Who was the actual winner of the 2024 Pakistani elections? The answer to this question will be debated for generations in our history books. What shouldn’t be debated though is: who was the biggest loser. That honour goes to Humpty Dumpty.

On Feb 8th, PTI’s voters may not have been able to force a change in their rulers immediately but they have rewritten the social contract between the rulers and the ruled in Pakistan forever. In the process, they have finally bent the arc of Pakistan’s history definitively towards civilian supremacy and read out a namaz-e-janaza for the politics of the electable and the controllable.

Traditionally, electables in Pakistan are used to winning elections regardless of which party’s symbol they’re running on and which way the political winds are blowing. Moreover, once they win elections, electables are a convenient lever for the real power brokers in the country to gently direct the people’s mandate in whatever direction they feel is best for the country.

The 2024 elections turned these traditional expectations on their head. Many of the electables lost to tier 2 and 3 PTI candidates with virtually no name recognition.

There’s only one man who can take the credit or blame for this: Imran Khan.
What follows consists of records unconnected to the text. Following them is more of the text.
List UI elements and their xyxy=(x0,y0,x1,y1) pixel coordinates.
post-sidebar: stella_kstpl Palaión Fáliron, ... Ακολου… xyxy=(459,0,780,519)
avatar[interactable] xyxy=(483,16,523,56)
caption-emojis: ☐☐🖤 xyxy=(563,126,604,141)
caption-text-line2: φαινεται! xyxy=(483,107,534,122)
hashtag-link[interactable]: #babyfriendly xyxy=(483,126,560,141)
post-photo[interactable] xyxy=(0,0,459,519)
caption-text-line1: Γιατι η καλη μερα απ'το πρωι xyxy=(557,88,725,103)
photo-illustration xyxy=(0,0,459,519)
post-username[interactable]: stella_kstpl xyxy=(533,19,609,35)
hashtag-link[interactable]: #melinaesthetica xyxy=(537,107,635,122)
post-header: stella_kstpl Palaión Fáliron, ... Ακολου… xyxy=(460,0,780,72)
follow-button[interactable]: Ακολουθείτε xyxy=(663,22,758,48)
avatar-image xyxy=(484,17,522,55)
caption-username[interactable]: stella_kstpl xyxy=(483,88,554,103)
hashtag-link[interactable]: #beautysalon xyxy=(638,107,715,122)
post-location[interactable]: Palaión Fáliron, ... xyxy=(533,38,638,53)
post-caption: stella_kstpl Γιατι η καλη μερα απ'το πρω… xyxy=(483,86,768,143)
Over the last 18 months, he has electrified and educated the masses on the power of their vote to dilute the strength of unelected forces, which exert undue influence within the corridors of power. He builds on similar messaging delivered by other political giants before him. The difference is that Khan has been able to mobilise a larger number of people, including Gen Z, urban elite and traditionally pro-establishment constituencies on his message. More importantly, Khan and his supporters have shown extraordinary courage in the face of brutal state repression.

On a side note, remember when they said he wouldn’t last more than three days in jail because of withdrawal from drugs or when they disqualified his marriage? That’s what they threw at him. Everything and the kitchen sink. And this is what backfired for the electables. For the first time, the Pakistani people voted for something beyond their bread and butter issues – the thana katcheri patronage system that electables master. This time the Pakistani people voted for their basic rights, including the right to vote. And the electables chose to stand on the wrong side of history.

In the longer arc of history, some irreversible gains have already been made by the Pakistani people this year. First, the Pakistani people are entirely capable of producing peaceful revolutions through the ballot box. An extraordinary feat when you consider how many other Muslim nations break out into civil war and violence when renegotiating social contracts between the ruled and the rulers. Second, the new ‘electable’ candidate is the one who stands with the people of Pakistan. No backdoor deals or guarantees can withstand the sheer force of the Pakistani voter. And finally, that the Pakistani voter isn’t dumb or unaware – even if you snatch their bat and shut off their phone. This was a vote for the right of their vote to count.

Published in The Express Tribune, May 26th, 2024.